The WDL will include representative examples from these document categories – not the complete backfiles of these documents.

The complete run of the American State Papers is already available on GenealogyBank. See GenealogyBank’s Historical Documents collection where you will find military records, casualty lists, Revolutionary and Civil War pension requests, widow’s claims, orphan petitions, land grants and much more including the complete American State Papers (1789-1838) and all genealogical content carefully selected from the U.S. Serial Set (1817-1980). More than 146,000 reports, lists and documents. GenealogyBank has the most comprehensive collection of these US Government reports and documents available to genealogists online. GenealogyBank is adding more documents to this collection every month.

Proposed in 2005 by the Library of Congress in cooperation with UNESCO, the WDL will make available on the Internet significant primary materials from countries and cultures around the world.
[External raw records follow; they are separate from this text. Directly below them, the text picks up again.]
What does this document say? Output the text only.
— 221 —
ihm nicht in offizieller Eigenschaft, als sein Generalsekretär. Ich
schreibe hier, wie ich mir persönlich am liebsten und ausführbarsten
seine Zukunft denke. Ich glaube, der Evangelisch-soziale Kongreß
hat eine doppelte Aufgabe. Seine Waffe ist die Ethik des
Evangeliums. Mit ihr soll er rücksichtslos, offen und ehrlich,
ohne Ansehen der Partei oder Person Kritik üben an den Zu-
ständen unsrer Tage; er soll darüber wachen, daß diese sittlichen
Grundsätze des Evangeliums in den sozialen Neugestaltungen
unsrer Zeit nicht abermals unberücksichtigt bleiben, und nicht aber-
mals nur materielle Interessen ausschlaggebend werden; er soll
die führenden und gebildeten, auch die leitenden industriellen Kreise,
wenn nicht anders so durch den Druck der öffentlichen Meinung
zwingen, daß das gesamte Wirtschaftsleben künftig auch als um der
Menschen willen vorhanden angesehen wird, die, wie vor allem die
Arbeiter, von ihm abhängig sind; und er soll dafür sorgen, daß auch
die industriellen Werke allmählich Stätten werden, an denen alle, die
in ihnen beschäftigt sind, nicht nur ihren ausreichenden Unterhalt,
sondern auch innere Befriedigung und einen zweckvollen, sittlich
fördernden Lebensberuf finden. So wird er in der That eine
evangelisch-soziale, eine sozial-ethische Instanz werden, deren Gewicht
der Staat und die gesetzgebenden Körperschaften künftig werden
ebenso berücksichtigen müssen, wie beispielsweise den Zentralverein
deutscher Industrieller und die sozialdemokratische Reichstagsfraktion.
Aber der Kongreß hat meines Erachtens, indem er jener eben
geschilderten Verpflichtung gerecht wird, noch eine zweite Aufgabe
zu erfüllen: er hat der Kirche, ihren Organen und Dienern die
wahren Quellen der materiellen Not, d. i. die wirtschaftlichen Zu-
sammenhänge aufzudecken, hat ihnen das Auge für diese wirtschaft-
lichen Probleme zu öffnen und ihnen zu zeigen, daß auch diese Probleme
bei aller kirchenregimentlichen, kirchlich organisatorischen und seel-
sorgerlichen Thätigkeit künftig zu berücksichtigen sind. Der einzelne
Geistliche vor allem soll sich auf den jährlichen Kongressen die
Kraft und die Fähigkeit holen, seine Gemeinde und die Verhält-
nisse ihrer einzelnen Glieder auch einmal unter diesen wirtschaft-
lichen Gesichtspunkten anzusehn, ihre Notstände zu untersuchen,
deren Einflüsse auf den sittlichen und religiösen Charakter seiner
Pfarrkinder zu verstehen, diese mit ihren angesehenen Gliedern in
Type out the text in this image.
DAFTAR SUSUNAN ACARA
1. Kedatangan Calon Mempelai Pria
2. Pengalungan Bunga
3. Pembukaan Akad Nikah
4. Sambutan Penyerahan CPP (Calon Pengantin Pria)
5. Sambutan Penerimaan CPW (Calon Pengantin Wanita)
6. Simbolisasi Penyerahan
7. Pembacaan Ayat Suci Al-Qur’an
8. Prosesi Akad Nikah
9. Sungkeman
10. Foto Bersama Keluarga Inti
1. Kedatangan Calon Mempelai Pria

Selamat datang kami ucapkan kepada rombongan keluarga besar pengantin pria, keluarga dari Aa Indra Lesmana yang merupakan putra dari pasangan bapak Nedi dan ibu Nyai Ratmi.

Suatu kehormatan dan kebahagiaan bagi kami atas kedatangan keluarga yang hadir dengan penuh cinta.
The project’s goal is to promote international understanding and to provide a resource for use by students, teachers, and general audiences.

“We are pleased that our fellow Federal cultural institution, the National Archives, is joining the Library of Congress in the early stages of this project,” said Billington.

“NARA’s participation not only will ensure that the World Digital Library contains a full record of the American experience, but it also will encourage archives around the world to join with their counterparts from the library world in this important initiative.”

“The mission of the National Archives is to make U.S. Government records widely accessible,” said Weinstein. “The World Digital Library will be a valuable conduit for us to share some of our nation’s treasures with others around the world. We look forward to working with the Library of Congress on this important project.”

In addition to NARA and the Library of Congress, the WDL project partners include cultural institutions from Brazil, China, Egypt, Israel, Russia, Saudi Arabia and many other countries. Click here for more Information about the WDL.

The Library of Congress, the nation’s oldest Federal cultural institution, is the world’s preeminent reservoir of knowledge, providing unparalleled integrated resources to Congress and the American people. Founded in 1800, the Library seeks to further human understanding and wisdom by providing access to knowledge through its magnificent collections. The Library seeks to spark the public’s imagination and celebrate human achievement through its programs and exhibits. In doing so, the institution helps foster the informed and involved citizenry upon which American democracy depends. The Library serves the public, scholars, members of Congress and their staffs through its 22 reading rooms on Capitol Hill. Many of the rich resources and treasures of the Library may also be accessed through its
award-winning web site and via interactive exhibitions on a new, personalized web site.